Failing Your Way to Success Lesson: Don’t discount alternative opportunities that fit your skillset. Winfrey had set her mind on becoming a news anchor, but it was her producer that saw her true calling in a related role. It’s okay to adjust your focus if you find through failure that it will ultimately help you succeed.

Bill Gates

Even the richest man in the world had a failed first business. Bill Gates started his first business Traf-O-Data with Microsoft co-founder Paul Allen and Paul Gilbert. In a write up for Newsweek, Paul Allen said Traf-O-Data “was a good idea with a flawed business model.” Obviously they took away a few lessons from their mistake

Failing Your Way to Success Lesson: You’re never too big to fail. Even if you are coming off of success or a leader in your field, there’s still the potential for failure and learning from it.

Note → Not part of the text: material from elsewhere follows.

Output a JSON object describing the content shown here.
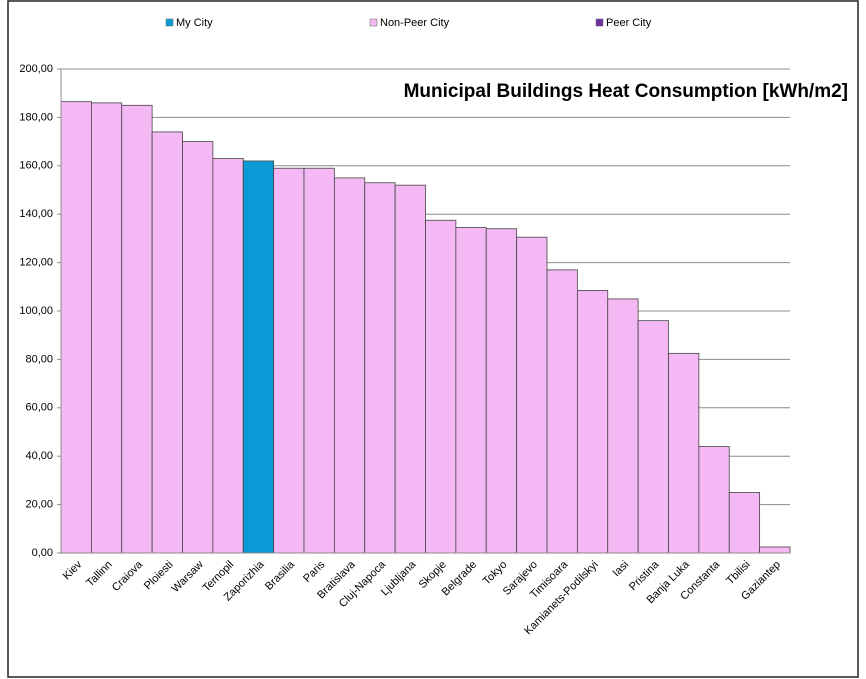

Too often people that have seen success in school or another business fool themselves into thinking they’ve got the Midas touch and don’t fully capitalize on their failures.

Henry John Heinz

Henry John Heinz had a successful condiment business that produced horseradish, celery sauce, sauerkraut and pickles until a bad harvest deal overwhelmed the company’s resources. Heinz ultimately had to file for bankruptcy in 1875. With the help of his family he was able to quickly start over, but this time he introduced tomato ketchup to the market in 1876. By 2012, Heinz was a $10.7 billion dollar global company largely due to ketchup sales.

Heinz ketchup bottle isolated

Failing Your Way to Success Lesson: Reinvention and focus can be that left hand turn to success-ville.  Instead of trying to start where he left off, Heinz realized that scaling the product line back would help him from over extending himself. Often we fail because we are trying to do too much too fast. Heinz stuck to what he knew – condiments – but he took it in a new direction that focused on ONE Thing, which led to many more successes down the road.

Where have you failed in life or business? And, what have you learned from that failure that’s put you back on the path to success?